Sie wollen im Juni in Frankfurt am Main eine Konferenz unter dem Titel »50 Jahre israelische Besatzung in Palästina – Unsere Verantwortung für eine friedliche Lösung des israelisch-palästinensischen Konflikts« ausrichten. Diskutiert wird, ob diese stattfinden darf. Sie als Veranstalter wurden des Antisemitismus bezichtigt, der Träger des Veranstaltungsortes »Ökohaus« kündigte die Räume. Warum? 
Auf die Berichterstattung über die israelkritische Veranstaltung durch Vertreter der israelischen Regierungspolitik folgte ein wahrer »Shitstorm«: Das Frankfurter Ökohaus erhielt Mails aus Kanada, den USA, Südafrika mit Beschimpfungen und Diffamierungen, es würde sich angeblich mit Nazis einlassen, etc. Der Frankfurter Bürgermeister Uwe Becker, CDU, hat sich eingeschaltet. Er behauptete, es handele sich um eine antijüdische, antisemitische Veranstaltung. Er setzte den Träger unter Druck, den Vertrag mit uns zu kündigen. Wir werden anwaltlich dagegen vorgehen. Die aufgeführten Gründe der Sicherheit halten wir weder für legitim noch für stichhaltig, die Veranstaltung abzusagen.

Welche Gründe wurden genannt?
In Mails und anonymen Telefonaten sei mit Gewalt gedroht worden, eine Eskalation habe stattgefunden. Der Frankfurter Bürgermeister hat angekündigt, vor dem Ökohaus mitdemonstrieren zu wollen. Ich bin freilich für Demonstrationsfreiheit. Wir haben ihm aber geantwortet, doch in der Versammlung mit uns über die Situation in Israel und Palästina zu diskutieren. Darauf hat er nicht reagiert. Für eine liberale Stadt wie Frankfurt halten wir dieses Vorgehen für skandalös. Die Drohungen gegen das Ökohaus markieren keine Gefährdung der Sicherheit. Von uns geht keine Gewalt aus. Sollte es Leute geben, die Randale machen wollen, ist unsere Versammlungsfreiheit davor zu schützen. Man will uns einschüchtern.
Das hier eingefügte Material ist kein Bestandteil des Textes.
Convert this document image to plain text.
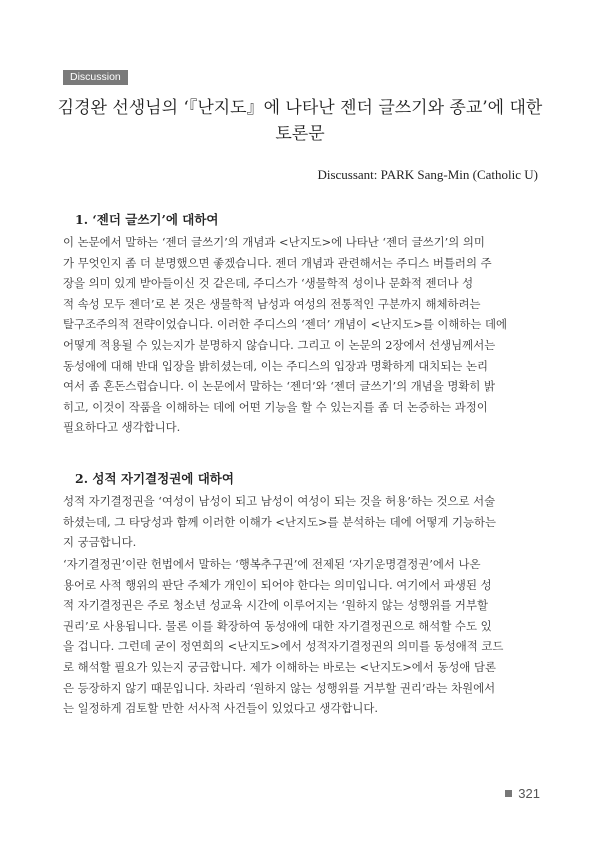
Discussion
김경완 선생님의 ‘『난지도』에 나타난 젠더 글쓰기와 종교’에 대한
토론문
Discussant: PARK Sang-Min (Catholic U)
1. ‘젠더 글쓰기’에 대하여
이 논문에서 말하는 ‘젠더 글쓰기’의 개념과 <난지도>에 나타난 ‘젠더 글쓰기’의 의미
가 무엇인지 좀 더 분명했으면 좋겠습니다. 젠더 개념과 관련해서는 주디스 버틀러의 주
장을 의미 있게 받아들이신 것 같은데, 주디스가 ‘생물학적 성이나 문화적 젠더나 성
적 속성 모두 젠더’로 본 것은 생물학적 남성과 여성의 전통적인 구분까지 해체하려는
탈구조주의적 전략이었습니다. 이러한 주디스의 ‘젠더’ 개념이 <난지도>를 이해하는 데에
어떻게 적용될 수 있는지가 분명하지 않습니다. 그리고 이 논문의 2장에서 선생님께서는
동성애에 대해 반대 입장을 밝히셨는데, 이는 주디스의 입장과 명확하게 대치되는 논리
여서 좀 혼돈스럽습니다. 이 논문에서 말하는 ‘젠더’와 ‘젠더 글쓰기’의 개념을 명확히 밝
히고, 이것이 작품을 이해하는 데에 어떤 기능을 할 수 있는지를 좀 더 논증하는 과정이
필요하다고 생각합니다.
2. 성적 자기결정권에 대하여
성적 자기결정권을 ‘여성이 남성이 되고 남성이 여성이 되는 것을 허용’하는 것으로 서술
하셨는데, 그 타당성과 함께 이러한 이해가 <난지도>를 분석하는 데에 어떻게 기능하는
지 궁금합니다.
‘자기결정권’이란 헌법에서 말하는 ‘행복추구권’에 전제된 ‘자기운명결정권’에서 나온
용어로 사적 행위의 판단 주체가 개인이 되어야 한다는 의미입니다. 여기에서 파생된 성
적 자기결정권은 주로 청소년 성교육 시간에 이루어지는 ‘원하지 않는 성행위를 거부할
권리’로 사용됩니다. 물론 이를 확장하여 동성애에 대한 자기결정권으로 해석할 수도 있
을 겁니다. 그런데 굳이 정연희의 <난지도>에서 성적자기결정권의 의미를 동성애적 코드
로 해석할 필요가 있는지 궁금합니다. 제가 이해하는 바로는 <난지도>에서 동성애 담론
은 등장하지 않기 때문입니다. 차라리 ‘원하지 않는 성행위를 거부할 권리’라는 차원에서
는 일정하게 검토할 만한 서사적 사건들이 있었다고 생각합니다.
321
Kritik gegenüber der israelischen Regierung gibt es immer wieder – weshalb nun das rigide Vorgehen gegenüber dem Bündnis Kopi, einem Zusammenschluss von 28 Gruppen?
Ich kann es mir nur so erklären: Die israelische Regierung ist internationaler Kritik für ihre Besatzungspolitik ausgesetzt. Unsere Versammlung, bei der drei Vertreter der israelischen Friedensbewegung Vorträge halten werden, findet 50 Jahre nach dem Sechstagekrieg 1967 statt. Seit Israel das Westjordanland, den Gazastreifen, die Golanhöhen und Ostjerusalem völkerrechtswidrig annektierte, befindet sich die palästinensische Bevölkerung in einem perspektivlosen Zustand der Rechtlosigkeit, verschärft durch den Siedlungsbau. Dies provoziert einen schwelenden Kriegszustand – für den internationalen Frieden eine Gefahr. IPPNW, als Teil der Friedensbewegung, fordert eine tragfähige politische Lösung für beide Seiten.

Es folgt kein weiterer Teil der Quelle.